I am spending the summer immersing myself in reading all things psycho. I came across a statement which, if you can get past the academic tone, provides a key interpretation of how the relational approach (which is what I’m studying) is divergent from classical psychoanalysis’ emphasis on a one-person psychology.
“The relational-perspectivist approach I am advocating views the patient-analyst relationship as continually being established and reestablished through ongoing mutual influence in which both patient and analyst systematically affect, and are affected by, each other. A communication process is established between patient and analyst in which influence flows in both directions. This implies a “two-person psychology” or a regulatory-systems conceptualization of the analytic process. The terms transference and countertransference too easily lend themselves to a model that implies a one-way influence in which the analyst reacts to the patient. That the influence between patient and analyst is not equal does not mean that it is not mutual; the analytic relationship may be mutual without being symmetrical.”
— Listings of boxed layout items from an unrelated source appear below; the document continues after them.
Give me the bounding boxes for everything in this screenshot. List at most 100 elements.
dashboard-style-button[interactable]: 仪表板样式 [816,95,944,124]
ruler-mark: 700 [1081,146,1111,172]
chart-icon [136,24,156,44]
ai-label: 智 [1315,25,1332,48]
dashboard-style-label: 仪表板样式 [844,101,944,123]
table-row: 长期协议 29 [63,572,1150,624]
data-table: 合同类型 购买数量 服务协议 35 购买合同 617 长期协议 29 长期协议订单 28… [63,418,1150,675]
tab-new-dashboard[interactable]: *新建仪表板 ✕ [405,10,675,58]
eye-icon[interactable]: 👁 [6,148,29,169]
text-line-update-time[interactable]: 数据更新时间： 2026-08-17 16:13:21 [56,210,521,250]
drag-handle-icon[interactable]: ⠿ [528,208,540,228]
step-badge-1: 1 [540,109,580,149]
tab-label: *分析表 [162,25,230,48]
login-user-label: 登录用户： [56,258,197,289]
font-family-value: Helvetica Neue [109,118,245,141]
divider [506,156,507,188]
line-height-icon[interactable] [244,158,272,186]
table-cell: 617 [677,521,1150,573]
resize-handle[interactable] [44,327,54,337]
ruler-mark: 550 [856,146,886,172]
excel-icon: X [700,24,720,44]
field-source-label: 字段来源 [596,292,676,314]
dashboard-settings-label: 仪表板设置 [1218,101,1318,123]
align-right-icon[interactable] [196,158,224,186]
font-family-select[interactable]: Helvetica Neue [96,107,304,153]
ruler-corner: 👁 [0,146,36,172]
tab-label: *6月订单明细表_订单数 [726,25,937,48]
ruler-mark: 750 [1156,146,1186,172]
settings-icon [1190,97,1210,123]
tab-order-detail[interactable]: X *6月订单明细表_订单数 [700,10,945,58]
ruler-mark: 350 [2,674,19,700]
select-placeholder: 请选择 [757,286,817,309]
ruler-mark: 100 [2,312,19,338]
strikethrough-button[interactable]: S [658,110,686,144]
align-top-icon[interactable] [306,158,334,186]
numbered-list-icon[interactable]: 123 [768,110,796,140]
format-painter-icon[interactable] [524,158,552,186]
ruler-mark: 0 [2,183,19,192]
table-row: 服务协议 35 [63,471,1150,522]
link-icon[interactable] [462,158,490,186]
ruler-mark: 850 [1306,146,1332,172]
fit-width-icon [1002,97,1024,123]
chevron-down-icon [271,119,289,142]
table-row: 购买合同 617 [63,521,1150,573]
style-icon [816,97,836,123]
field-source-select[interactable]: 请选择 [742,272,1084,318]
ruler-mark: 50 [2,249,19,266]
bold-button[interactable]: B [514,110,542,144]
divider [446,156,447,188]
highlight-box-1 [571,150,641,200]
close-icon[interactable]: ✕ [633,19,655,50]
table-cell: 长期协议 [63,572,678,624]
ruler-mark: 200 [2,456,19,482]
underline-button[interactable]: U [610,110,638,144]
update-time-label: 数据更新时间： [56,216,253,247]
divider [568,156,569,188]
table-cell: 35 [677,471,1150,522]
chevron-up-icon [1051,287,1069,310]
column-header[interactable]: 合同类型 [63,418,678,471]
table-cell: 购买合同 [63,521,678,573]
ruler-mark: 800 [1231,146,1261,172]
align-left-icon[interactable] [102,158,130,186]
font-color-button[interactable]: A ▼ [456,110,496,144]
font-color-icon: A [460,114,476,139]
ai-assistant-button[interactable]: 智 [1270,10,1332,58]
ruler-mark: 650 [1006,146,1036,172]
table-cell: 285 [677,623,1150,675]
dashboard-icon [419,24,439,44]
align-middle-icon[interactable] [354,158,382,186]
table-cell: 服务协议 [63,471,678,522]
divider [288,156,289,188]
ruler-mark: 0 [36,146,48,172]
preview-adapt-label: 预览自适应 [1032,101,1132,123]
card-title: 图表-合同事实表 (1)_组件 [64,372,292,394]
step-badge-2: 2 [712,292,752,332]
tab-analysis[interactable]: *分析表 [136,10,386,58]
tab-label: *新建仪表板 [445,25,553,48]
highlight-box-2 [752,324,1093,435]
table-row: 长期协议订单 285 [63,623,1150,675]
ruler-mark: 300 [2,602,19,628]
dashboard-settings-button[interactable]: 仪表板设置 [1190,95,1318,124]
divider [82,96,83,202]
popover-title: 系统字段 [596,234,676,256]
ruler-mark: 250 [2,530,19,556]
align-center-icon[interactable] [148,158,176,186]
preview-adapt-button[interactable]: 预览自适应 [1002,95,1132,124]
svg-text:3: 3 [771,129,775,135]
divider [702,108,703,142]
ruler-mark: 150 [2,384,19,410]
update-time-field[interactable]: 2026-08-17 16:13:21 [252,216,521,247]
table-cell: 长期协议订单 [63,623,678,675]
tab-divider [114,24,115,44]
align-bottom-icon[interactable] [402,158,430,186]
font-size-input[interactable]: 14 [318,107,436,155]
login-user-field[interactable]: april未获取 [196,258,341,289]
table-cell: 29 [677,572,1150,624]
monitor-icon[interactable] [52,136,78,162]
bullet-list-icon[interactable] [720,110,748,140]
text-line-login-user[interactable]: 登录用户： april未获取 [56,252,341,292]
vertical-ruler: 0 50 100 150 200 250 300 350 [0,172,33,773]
– Lewis Aron, A Meeting of Minds: Mutuality in Psychoanalysis
The author proceeds to develop this distinction between relational and classical (two-person vs. one-person psychology) as it pertains to intersubjectivity (the mutual awareness of what the other is thinking/feeling in a therapeutic environment and how this field of awareness affects both the patient and analyst). The quote above is a brilliantly distilled proposition which may seem commonsensical on first reading, but with a broader understanding of the history of psychoanalysis I can see how revolutionary a statement this is.